A factor of tensions with the EU
The Turkish government, for its part, has adamantly denied the accusations and Erdogan’s spokesman İbrahim Kalın claimed on Turkish television that German intelligence is allowing members of Gülen’s organisation to operate in Germany proper and plans to use them against Turkey.
While some experts on Political Islam such as Olivier Roy have cited the role of the Diyanet in promoting moderation that has led to lower levels of jihadi radicalization in the Turkish diaspora than among their Arab counterparts in Europe, the use of the organisation, whose budget has ballooned under Turkey’s ruling AKP, as a surveillance tool for consolidating power is a new development. Diyanet could not only be used to consolidate Erdogan’s power in the post-coup environment but also to expand Turkey’s influence in Western and Central Europe among the Turkish minority, who were aggressively courted by Ankara for votes in support of the April 16th referendum.

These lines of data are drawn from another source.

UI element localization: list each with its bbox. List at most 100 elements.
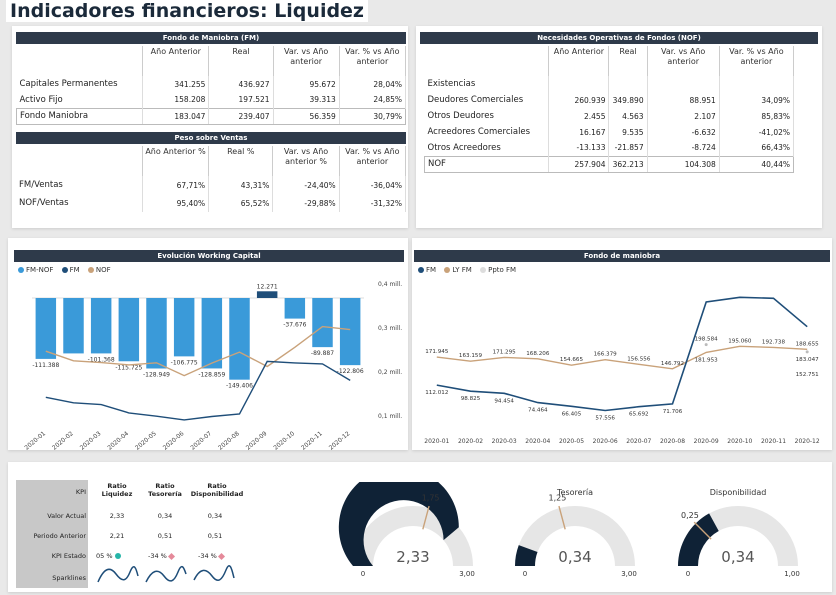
fm-chart-title: Fondo de maniobra [414, 250, 830, 262]
sparkline-disponibilidad [193, 565, 235, 581]
status-diamond-icon [167, 552, 175, 560]
point-ppto-fm[interactable] [704, 343, 708, 347]
x-tick-label: 2020-04 [525, 438, 550, 445]
bar-fm-nof[interactable] [118, 298, 140, 362]
point-data-label: 171.945 [425, 349, 449, 355]
x-tick-label: 2020-06 [162, 430, 186, 450]
x-tick-label: 2020-10 [272, 430, 296, 450]
point-data-label: 66.405 [562, 411, 582, 417]
bar-data-label: -128.859 [198, 371, 225, 378]
x-tick-label: 2020-05 [134, 430, 158, 450]
legend-item-fm[interactable]: FM [418, 266, 436, 274]
x-tick-label: 2020-07 [189, 430, 213, 450]
gauge-target-label: 1,25 [548, 493, 566, 502]
x-tick-label: 2020-08 [660, 438, 685, 445]
gauge-max-label: 3,00 [459, 570, 475, 578]
wc-chart-title: Evolución Working Capital [14, 250, 404, 262]
table-row: Otros Acreedores -13.133 -21.857 -8.724 66,4… [424, 140, 795, 156]
point-data-label: 183.047 [796, 357, 820, 363]
fm-header-1: Real [208, 46, 274, 76]
x-tick-label: 2020-03 [492, 438, 517, 445]
bar-fm-nof[interactable] [256, 291, 278, 298]
bar-fm-nof[interactable] [339, 298, 361, 366]
point-data-label: 112.012 [425, 390, 448, 396]
x-tick-label: 2020-02 [51, 430, 75, 450]
fm-legend: FM LY FM Ppto FM [418, 266, 522, 274]
bar-fm-nof[interactable] [284, 298, 306, 319]
kpi-col-2: Ratio Disponibilidad [190, 482, 244, 498]
line-nof[interactable] [45, 325, 351, 377]
line-fm[interactable] [45, 360, 351, 421]
legend-item-nof[interactable]: NOF [87, 266, 111, 274]
nof-header-0: Año Anterior [548, 46, 610, 76]
bar-fm-nof[interactable] [173, 298, 195, 357]
page-title: Indicadores financieros: Liquidez [6, 0, 368, 22]
nof-header-3: Var. % vs Año anterior [719, 46, 795, 76]
bar-fm-nof[interactable] [229, 298, 250, 380]
gauge-min-label: 0 [361, 570, 365, 578]
point-data-label: 152.751 [796, 372, 820, 378]
point-data-label: 98.825 [461, 396, 481, 402]
fm-header-2: Var. vs Año anterior [273, 46, 340, 76]
kpi-grid: KPI Ratio Liquidez Ratio Tesorería Ratio… [16, 480, 246, 590]
sparkline-tesoreria [145, 565, 187, 583]
gauge-disponibilidad: Disponibilidad 0,25 0,34 0 1,00 [658, 482, 818, 588]
y2-tick-label: 0,2 mill. [378, 369, 402, 376]
gauge-min-label: 0 [523, 570, 527, 578]
fm-header-0: Año Anterior [142, 46, 210, 76]
gauge-target-label: 1,75 [422, 493, 440, 502]
fm-chart-svg: 171.945 112.012 163.159 98.825 171.295 94.454… [424, 296, 820, 445]
bar-fm-nof[interactable] [146, 298, 167, 369]
bar-data-label: -115.725 [115, 364, 142, 371]
kpi-col-0: Ratio Liquidez [101, 482, 133, 498]
point-data-label: 168.206 [526, 351, 550, 357]
x-tick-label: 2020-09 [245, 430, 269, 450]
x-tick-label: 2020-08 [217, 430, 241, 450]
gauge-value-label: 0,34 [721, 548, 754, 566]
gauge-value-label: 2,33 [396, 548, 429, 566]
x-tick-label: 2020-04 [106, 430, 130, 450]
fm-chart-panel: Fondo de maniobra FM LY FM Ppto FM 171.9… [412, 238, 832, 450]
bar-fm-nof[interactable] [312, 298, 333, 348]
table-row: Deudores Comerciales 260.939 349.890 88.951… [424, 92, 795, 108]
point-data-label: 192.738 [762, 339, 786, 345]
x-tick-label: 2020-03 [79, 430, 103, 450]
legend-item-ly-fm[interactable]: LY FM [444, 266, 472, 274]
bar-data-label: -89.887 [311, 350, 334, 357]
bar-fm-nof[interactable] [201, 298, 223, 369]
bar-data-label: -128.949 [143, 371, 170, 378]
legend-item-fm-nof[interactable]: FM-NOF [18, 266, 53, 274]
bar-fm-nof[interactable] [90, 298, 112, 354]
bar-fm-nof[interactable] [63, 298, 84, 354]
fm-table-title: Fondo de Maniobra (FM) [16, 32, 406, 44]
point-data-label: 195.060 [728, 338, 752, 344]
table-row: FM/Ventas 67,71% 43,31% -24,40% -36,04% [16, 176, 407, 194]
x-tick-label: 2020-01 [424, 438, 449, 445]
gauge-target-marker [558, 505, 566, 530]
bar-data-label: 12.271 [257, 283, 278, 290]
line-ly-fm[interactable] [436, 345, 808, 370]
legend-item-fm[interactable]: FM [61, 266, 80, 274]
line-fm[interactable] [436, 296, 808, 412]
point-ppto-fm[interactable] [805, 350, 809, 354]
x-tick-label: 2020-12 [328, 430, 352, 450]
wc-chart-svg: 0,4 mill. 0,3 mill. 0,2 mill. 0,1 mill. -111… [23, 281, 402, 450]
wc-chart-panel: Evolución Working Capital FM-NOF FM NOF … [8, 238, 408, 450]
kpi-row-label: Valor Actual [47, 512, 86, 520]
kpi-panel: KPI Ratio Liquidez Ratio Tesorería Ratio… [8, 462, 832, 592]
gauge-min-label: 0 [686, 570, 690, 578]
point-data-label: 156.556 [627, 356, 651, 362]
gauge-fill [515, 545, 538, 566]
x-tick-label: 2020-02 [458, 438, 483, 445]
kpi-row-label: KPI Estado [51, 552, 86, 560]
point-data-label: 163.159 [459, 353, 483, 359]
legend-item-ppto-fm[interactable]: Ppto FM [480, 266, 516, 274]
point-data-label: 94.454 [494, 398, 514, 404]
point-data-label: 181.953 [695, 357, 719, 363]
point-data-label: 171.295 [493, 349, 517, 355]
table-row: Capitales Permanentes 341.255 436.927 95… [16, 76, 407, 92]
table-row: NOF/Ventas 95,40% 65,52% -29,88% -31,32% [16, 194, 407, 212]
point-data-label: 71.706 [663, 409, 683, 415]
bar-fm-nof[interactable] [35, 298, 57, 359]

These activities in Europe appear to be closely related with the increasing the power of Turkey’s intelligence services in the wake of the coup as part of both a long-standing effort to curtail the influence of the military and centralise power. When Hakan Fidan, the current director of MIT, took the post, there was only one deputy undersecretary at the agency, this number was then expanded to four, and two more were added in November 2016: a deputy for coordination between state institutions and a deputy for special operations. The targeting of dissidents also comes with the emergence of a new defence doctrine encompassing more proactive measures at home and abroad in defence of the Turkish state.
Europe has long had to contend with the activities of Russian and Iranian security services targeting dissidents abroad, but declining relations between the European Union and Ankara alongside the increasingly hardline stance that President Erdogan is taking against dissidents at home and abroad are a sign that Turkish clandestine activities in Europe will be a problem for the foreseeable future.